Decrease in the T_H17/T_reg ratio correlates with increased immune activation in rectosigmoid biopsy tissue and with microbial translocation. Rectosigmoid biopsy cells were studied from 9 controllers and 11 noncontrollers (for further details, see Materials and Methods, Patient populations, Study D, and table S1). (A) Example of intracellular FACS detection of IL-17A and IL-22 (top panels) and of FoxP3 and Ki67 (bottom panels) in CD4⁺ T cells from rectosigmoid biopsies in representative examples of viral controller and noncontroller subjects. (B) Frequency of T_H17 and FoxP3⁺ T_reg cells in rectosigmoid biopsies from noncontrollers compared to controllers. (C) T_H17/T_reg ratio in patient groups. (D) Correlation between T_H17/T_reg ratio in rectosigmoid biopsies (expressed as log₂ T_H17/T_reg) and systemic T cell activation as measured by CD38 and Ki67 expression in CD8⁺ T cell from paired PBMCs. (E) Plasma concentration of 16S rDNA (a marker of bacterial translocation) in samples within the linear range of detection.
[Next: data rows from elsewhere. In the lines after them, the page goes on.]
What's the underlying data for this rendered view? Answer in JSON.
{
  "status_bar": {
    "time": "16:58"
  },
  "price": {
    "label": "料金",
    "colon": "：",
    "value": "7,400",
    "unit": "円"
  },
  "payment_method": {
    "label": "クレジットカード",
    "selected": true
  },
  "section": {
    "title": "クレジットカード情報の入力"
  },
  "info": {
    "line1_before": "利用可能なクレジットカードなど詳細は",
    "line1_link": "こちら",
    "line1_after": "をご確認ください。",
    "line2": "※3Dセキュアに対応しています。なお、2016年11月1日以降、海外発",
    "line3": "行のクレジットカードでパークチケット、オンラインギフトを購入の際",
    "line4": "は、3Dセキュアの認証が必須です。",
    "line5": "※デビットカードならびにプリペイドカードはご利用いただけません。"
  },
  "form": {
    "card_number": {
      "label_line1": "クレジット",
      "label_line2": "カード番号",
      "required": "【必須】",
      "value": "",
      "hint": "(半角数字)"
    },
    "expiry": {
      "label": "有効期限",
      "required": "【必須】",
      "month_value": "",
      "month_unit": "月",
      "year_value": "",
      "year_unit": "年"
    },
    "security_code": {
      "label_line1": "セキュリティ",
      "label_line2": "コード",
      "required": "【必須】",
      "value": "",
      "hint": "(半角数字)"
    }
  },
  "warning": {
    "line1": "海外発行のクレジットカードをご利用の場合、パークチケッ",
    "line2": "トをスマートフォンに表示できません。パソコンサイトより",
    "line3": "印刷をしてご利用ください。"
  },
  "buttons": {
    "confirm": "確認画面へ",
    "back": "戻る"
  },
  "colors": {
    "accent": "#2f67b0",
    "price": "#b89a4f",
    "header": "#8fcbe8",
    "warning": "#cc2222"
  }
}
Mann-Whitney U test was used for group comparisons (*P < 0.05, **P < 0.005, ***P < 0.0005). The Spearman rank correlation test was used for the correlations (R_s, Spearman correlation coefficient).

Fig. 5

IDO catabolites affect the T_H17/T_reg ratio. PBMCs from healthy donors were cultured in vitro for 6 days in the presence of different IDO catabolites, including 3-HKA, 3-HAA, and PA. (A) Formulae of the IDO catabolites 3-HKA, 3-HAA, and PA and example of intracellular FACS detection of IL-17A and IFN-γ expression in CD4⁺ T cells after cell division (CFSE^low) for 3-HKA, 3-HAA, and PA compared to media. DMSO, dimethyl sulfoxide. (B) Frequency of IL-17A⁺IFN-γ⁻ CD4⁺ T cells after treatment with escalating doses of 3-HKA, 3-HAA, and PA. FACS results from one donor after 3-HKA and 3-HAA treatment are shown in the left panels. Results from four independent experiments with four different donors are at the right panel and show the normalized, mean percent change in T_H17 cells (corresponding to the ratio between the frequency of IL-17A⁺IFN-γ⁻ T_H17 cells after treatment with IDO catabolites and the frequency of T_H17 cells treated with control vehicle and media alone). (C) Dose-dependent changes in FoxP3⁺ T_reg cells in the same experiments and example as in (B). (D) Dose-dependent changes in T_H1 (IL-17A⁻IFN-γ⁺ CD4⁺ T cells) and in proliferation (CFSE^low). (E) Correlation between the T_H17/T_reg ratio and IDO mRNA expression in rectosigmoid biopsy tissues from HIV controller and noncontroller subjects (Cohort Study D). (F) Correlation between the T_H17/T_reg ratio in PBMCs and K/T ratio in plasma from HIV controller and noncontroller subjects (Cohort Study B). The Spearman rank correlation test was used for the correlations (R_s, Spearman correlation coefficient).